Question 1: Can there be a civil society when all "civil society" groups are sponsored or controlled by the government?
Question 2: What is the purpose of politically monopolizing control of civil society?

A religious, mutual support group, the Falun Gong began gaining thousands of adherents in the years after Mao Zedong's death. It wasn't sponsored by the government and faced persecution.

Zhongnanhai is adjacent to Tiananmen Square and the Forbidden City

It wasn't a big deal until 1999. One day in April that year, about 10,000 Falun Gong members strolled the sidewalks surrounding Zhongnanhai, the walled enclave where all the top government and Party leaders lived and worked. Then the walkers stopped. Ten thousand members of an unofficial civil society group standing on the curb surrounding the heart of Chinese government and politics. Just standing. (What message did that send to the government and the Party?)

Falun Gong demonstrators outside of Zhongnanhai
["April25Zhognanhai" by ClearWisdom.net  Licensed under Attribution via Commons.]

It was just a year after the demonstrations in Tiananmen Square (next door to Zhongnanhai).

The government reacted swiftly. Falun Gong was declared illegal. Many leaders were arrested. Many fled the country. Thousands of members were arrested and sent to reeducation camps.

Big deal? Ancient history? You probably won't find Falun Gong in the index of your text book any more. So why did Falun Gong make the news last week?

It seems that China denied Miss World Canada permission to enter the country for the Miss World Pageant because she is a member of Falun Gong. Somebody in China still thinks it's a big deal. Civil society?
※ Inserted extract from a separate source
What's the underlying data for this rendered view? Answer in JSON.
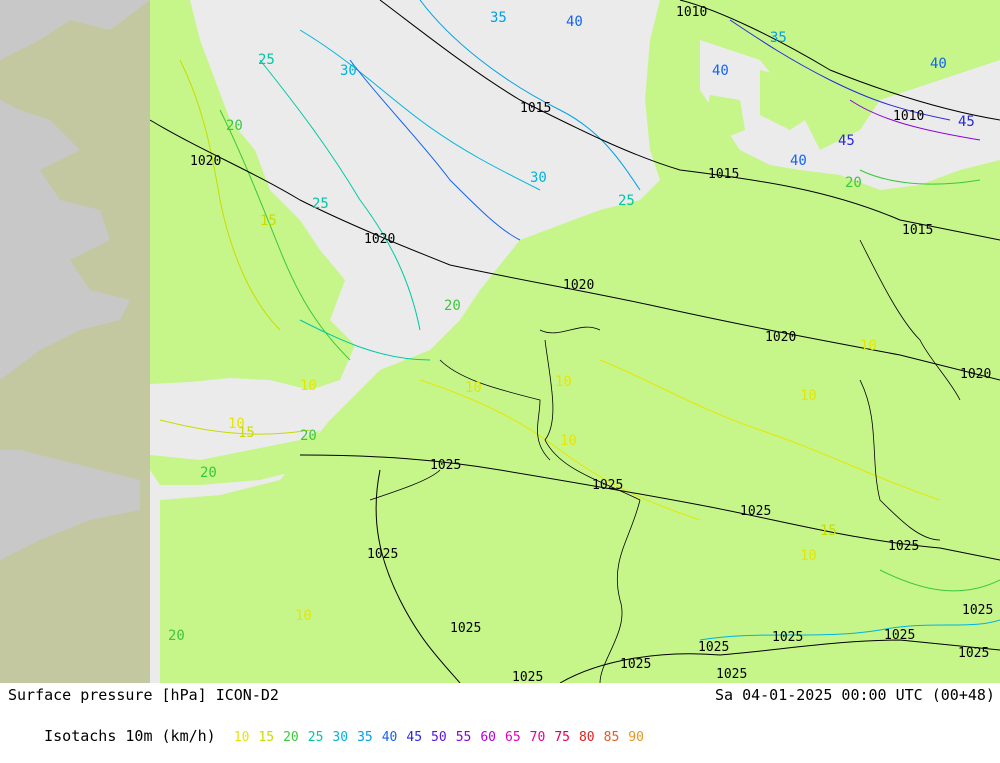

Political society?

Miss World Canada 'barred from entering China' for pageant
Anastasia Lin
Anastasia Lin, a 25-year-old Chinese-born actor who was crowned Miss World Canada in May, is an outspoken critic of Chinese religious policy and a follower of the meditative group Falun Gong, which is banned in China.

The Toronto-based theatre studies student said she was unable to board her connecting flight from Hong Kong after a Chinese official told her by telephone she would not be granted a visa on arrival…

The University of Toronto graduate has been vocal about Chinese political repression… She has raised the issue of abuses of practitioners of Falun Gong, a Chinese “qigong” spiritual and meditative practice with elements of Buddhism that the Chinese Communist party has campaigned to suppress since 1999, often brutally, and which remains illegal in China.

She has previously aired concerns that her rising public profile had seen her targeted for speaking out, and that the Chinese have sought to prevent her competing in the beauty pageant final, being held in Sanya city on Hainan island…

[Lin wrote on Facebook], “The slogan of the Miss World competition is: ‘Beauty with a purpose’. My purpose is to advocate for those who cannot speak for themselves – those who suffer in prisons and labor camps, or whose voices have been stifled by repression and censorship.”…

In her Facebook post, Lin said barring her entry was not conduct befitting a “superpower”, especially one that hosts international competition such as Miss World and hoped to host the upcoming Winter Olympics.

“Silencing beauty queens, censoring journalists and torturing [those with] religious beliefs is not a sign of strength – it is a sign of profound weakness and insecurity.”